Sería injusto acusar a los británicos de un antieuropeísmo global, puesto que el sentimiento no es mayoritario y además ha sufrido una evolución considerable desde los tiempos en que el laborismo exigía plebiscitos que determinaran si su país seguía o no en el seno de la CE. Sin embargo, no es exagerado afirmar que la primera ministra desconfía instintivamente de Europa y que se siente incómoda tratando con los "continentales". El Reino Unido es, con Dinamarca, el país más reticente a sacrificar parcelas de su soberanía o de su ideología política o económica, el menos dispuesto a poner en común iniciativas o a consensuarlas con sus socios europeos.
La construcción de Europa exige una voluntad firme y un compromiso verdadero por parte de quienes están empeñados en ella. Los socios europeos tienen que estar verdaderamente decididos a sacrificar sentimientos nacionales, a aceptar que ciertas instituciones, determinadas políticas, van a tener que ponerse en común, con lo que ello implica de acatamiento a instancias vagamente entendidas como superiores. Ése es el camino por el que Margaret Thatcher no parece estar decidida a progresar. No concibe una Europa capaz de acordar políticas comunitarias en los campos económico y social; no ve claramente la afirmación de un pilar europeo de defensa. Está en su derecho, naturalmente. Pero, en esas circunstancias, es lógico que sus socios miren al Reino Unido con irritación y se pregunten qué hace un miembro tan reticente compartiendo una aventura tan estimulante.
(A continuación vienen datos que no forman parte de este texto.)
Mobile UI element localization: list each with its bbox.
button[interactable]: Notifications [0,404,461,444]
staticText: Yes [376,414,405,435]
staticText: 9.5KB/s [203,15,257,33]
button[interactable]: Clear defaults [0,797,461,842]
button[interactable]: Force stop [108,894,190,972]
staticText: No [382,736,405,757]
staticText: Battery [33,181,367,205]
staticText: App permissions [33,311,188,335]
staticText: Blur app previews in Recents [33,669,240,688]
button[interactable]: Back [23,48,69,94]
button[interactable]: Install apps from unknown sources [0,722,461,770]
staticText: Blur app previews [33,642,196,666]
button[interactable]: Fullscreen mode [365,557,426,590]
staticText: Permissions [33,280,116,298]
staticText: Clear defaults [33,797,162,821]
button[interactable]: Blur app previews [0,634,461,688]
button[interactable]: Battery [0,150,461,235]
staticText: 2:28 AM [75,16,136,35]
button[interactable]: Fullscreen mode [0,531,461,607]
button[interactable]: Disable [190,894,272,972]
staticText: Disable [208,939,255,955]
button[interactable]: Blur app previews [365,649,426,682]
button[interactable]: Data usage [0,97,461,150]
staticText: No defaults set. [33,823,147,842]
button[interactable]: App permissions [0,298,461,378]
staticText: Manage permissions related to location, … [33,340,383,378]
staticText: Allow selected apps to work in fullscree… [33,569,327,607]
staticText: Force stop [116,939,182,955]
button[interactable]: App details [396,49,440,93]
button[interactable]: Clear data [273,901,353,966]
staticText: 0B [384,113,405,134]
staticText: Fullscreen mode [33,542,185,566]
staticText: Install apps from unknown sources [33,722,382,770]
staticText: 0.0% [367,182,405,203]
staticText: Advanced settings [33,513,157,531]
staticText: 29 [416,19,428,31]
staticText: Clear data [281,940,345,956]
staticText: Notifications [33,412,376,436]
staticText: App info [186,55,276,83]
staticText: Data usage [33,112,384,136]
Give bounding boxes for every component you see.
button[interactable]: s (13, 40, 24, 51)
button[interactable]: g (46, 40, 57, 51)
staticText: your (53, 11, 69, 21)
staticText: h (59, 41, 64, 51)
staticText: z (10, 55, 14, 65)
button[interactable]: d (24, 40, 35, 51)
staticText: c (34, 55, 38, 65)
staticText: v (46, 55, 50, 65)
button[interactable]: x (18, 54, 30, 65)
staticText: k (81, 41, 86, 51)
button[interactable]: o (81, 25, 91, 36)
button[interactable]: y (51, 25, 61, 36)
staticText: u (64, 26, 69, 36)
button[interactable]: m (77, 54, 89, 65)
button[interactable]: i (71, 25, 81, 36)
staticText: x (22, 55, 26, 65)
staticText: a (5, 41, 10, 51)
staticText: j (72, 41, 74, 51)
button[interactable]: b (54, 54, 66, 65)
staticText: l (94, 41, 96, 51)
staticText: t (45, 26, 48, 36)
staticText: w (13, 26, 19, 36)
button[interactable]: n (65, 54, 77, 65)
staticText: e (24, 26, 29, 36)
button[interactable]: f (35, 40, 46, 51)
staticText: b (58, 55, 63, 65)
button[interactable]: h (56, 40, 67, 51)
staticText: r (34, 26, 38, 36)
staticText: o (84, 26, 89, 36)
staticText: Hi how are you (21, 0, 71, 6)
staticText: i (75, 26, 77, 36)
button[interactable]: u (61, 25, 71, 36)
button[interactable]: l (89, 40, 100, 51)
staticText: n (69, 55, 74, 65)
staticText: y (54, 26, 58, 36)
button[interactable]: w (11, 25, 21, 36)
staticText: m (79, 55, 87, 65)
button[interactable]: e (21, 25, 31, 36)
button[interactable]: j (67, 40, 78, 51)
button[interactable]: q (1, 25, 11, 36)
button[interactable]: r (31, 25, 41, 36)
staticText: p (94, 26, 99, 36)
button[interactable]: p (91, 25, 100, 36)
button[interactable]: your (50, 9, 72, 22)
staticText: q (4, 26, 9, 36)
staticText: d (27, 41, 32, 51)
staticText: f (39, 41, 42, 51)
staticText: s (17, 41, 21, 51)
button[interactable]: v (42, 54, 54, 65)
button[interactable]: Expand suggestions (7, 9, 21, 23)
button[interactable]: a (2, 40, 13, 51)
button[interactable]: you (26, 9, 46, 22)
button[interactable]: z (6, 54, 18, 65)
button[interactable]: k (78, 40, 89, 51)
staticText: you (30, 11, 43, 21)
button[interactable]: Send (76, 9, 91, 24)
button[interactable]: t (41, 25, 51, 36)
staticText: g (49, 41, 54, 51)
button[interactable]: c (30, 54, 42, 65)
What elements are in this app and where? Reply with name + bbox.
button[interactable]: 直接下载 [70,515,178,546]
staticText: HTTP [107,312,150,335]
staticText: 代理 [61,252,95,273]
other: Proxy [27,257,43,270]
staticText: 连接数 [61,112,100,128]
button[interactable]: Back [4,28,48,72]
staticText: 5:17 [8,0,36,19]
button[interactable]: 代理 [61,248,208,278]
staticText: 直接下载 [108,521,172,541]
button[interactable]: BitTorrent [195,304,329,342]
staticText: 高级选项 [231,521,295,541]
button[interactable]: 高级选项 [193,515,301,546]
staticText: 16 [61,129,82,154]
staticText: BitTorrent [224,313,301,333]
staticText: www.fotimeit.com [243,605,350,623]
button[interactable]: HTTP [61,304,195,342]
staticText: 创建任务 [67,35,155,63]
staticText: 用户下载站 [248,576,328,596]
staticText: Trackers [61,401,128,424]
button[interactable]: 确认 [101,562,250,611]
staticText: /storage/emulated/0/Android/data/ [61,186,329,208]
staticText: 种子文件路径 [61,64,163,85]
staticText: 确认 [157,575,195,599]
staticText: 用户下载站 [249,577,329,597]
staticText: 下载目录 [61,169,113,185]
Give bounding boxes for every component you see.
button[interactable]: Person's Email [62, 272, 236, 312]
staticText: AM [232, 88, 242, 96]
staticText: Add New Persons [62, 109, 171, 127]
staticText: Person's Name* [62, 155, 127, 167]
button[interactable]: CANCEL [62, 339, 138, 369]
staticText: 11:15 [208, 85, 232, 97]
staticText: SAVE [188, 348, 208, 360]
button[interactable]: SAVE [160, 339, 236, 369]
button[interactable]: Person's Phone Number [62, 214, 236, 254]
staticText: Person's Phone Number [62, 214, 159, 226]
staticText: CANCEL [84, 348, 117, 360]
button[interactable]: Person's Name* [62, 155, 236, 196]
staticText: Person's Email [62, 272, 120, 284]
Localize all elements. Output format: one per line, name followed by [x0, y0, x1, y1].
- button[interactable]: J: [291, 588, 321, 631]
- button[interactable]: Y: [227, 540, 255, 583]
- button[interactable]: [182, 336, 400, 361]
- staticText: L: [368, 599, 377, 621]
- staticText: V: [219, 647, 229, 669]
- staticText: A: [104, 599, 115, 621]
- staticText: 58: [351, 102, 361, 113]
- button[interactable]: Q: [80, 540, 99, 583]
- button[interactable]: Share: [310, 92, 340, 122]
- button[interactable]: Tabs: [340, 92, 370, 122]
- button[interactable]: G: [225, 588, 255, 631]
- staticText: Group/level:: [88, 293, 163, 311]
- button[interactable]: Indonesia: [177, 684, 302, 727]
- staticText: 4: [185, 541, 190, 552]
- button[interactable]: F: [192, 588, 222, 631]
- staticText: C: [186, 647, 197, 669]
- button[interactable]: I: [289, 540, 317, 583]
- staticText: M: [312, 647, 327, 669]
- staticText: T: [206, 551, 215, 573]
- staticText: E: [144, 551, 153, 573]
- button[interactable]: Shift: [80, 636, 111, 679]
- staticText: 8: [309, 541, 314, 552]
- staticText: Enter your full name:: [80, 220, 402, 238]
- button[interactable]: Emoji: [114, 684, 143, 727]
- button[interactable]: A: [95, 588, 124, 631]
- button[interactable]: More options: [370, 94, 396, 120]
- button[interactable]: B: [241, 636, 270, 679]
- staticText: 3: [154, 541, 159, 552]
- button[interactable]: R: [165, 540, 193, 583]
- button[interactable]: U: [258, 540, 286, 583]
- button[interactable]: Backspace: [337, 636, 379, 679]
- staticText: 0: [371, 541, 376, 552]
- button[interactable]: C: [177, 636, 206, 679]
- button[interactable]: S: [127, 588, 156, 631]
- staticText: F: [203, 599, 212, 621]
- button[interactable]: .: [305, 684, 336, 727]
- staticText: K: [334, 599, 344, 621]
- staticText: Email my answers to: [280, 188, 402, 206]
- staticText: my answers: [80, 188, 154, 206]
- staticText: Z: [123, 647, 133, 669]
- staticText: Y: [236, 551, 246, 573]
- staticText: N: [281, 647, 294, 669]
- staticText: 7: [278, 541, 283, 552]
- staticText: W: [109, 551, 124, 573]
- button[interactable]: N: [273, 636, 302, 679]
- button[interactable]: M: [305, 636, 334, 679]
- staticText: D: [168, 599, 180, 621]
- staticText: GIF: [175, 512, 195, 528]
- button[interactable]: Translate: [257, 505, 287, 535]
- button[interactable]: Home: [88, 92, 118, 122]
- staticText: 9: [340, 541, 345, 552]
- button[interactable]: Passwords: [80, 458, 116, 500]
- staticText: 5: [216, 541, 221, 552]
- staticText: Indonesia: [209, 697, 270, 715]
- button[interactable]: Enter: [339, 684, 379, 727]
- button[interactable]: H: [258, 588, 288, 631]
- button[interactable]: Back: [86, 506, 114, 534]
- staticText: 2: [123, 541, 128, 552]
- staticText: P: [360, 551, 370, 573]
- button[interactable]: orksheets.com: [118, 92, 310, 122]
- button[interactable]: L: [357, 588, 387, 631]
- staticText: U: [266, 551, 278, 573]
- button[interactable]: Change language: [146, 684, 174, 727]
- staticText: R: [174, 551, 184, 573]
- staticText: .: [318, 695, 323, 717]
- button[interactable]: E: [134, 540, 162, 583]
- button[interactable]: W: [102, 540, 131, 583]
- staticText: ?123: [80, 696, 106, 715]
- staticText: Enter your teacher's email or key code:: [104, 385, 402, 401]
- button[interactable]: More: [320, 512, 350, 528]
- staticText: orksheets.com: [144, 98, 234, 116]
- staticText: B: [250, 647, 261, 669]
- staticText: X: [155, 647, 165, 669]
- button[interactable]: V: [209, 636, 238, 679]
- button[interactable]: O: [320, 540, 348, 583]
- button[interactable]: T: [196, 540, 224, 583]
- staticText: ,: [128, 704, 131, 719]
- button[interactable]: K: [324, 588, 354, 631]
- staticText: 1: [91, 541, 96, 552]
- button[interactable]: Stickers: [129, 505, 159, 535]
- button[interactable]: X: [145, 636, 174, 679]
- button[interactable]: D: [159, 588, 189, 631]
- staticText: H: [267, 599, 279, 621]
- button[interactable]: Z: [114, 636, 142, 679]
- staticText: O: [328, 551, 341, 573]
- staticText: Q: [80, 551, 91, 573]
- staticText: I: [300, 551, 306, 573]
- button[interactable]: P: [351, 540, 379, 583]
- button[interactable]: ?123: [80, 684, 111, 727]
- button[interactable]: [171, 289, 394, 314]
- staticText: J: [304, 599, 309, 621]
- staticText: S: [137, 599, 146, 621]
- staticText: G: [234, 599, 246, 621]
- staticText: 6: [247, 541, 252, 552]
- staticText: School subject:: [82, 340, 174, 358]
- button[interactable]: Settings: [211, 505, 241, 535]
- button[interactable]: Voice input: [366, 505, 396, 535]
La construcción de Europa tiene límites históricos, sociológicos y políticos que nadie ignora. Europa no es cosa de dos días. En realidad, lo que es grave en las formulaciones de la primera ministra británica es su negativa a aceptar el juego de la inercia impredecible, que tan decisivamente opera en la construcción de Europa. Le parece que hay que combatir esta inercia, porque es un elemento peligroso y poco razonable, y cree que sus socios cuentan demasiado con ella a la hora de dejar que anude inesperadamente la trama de Europa.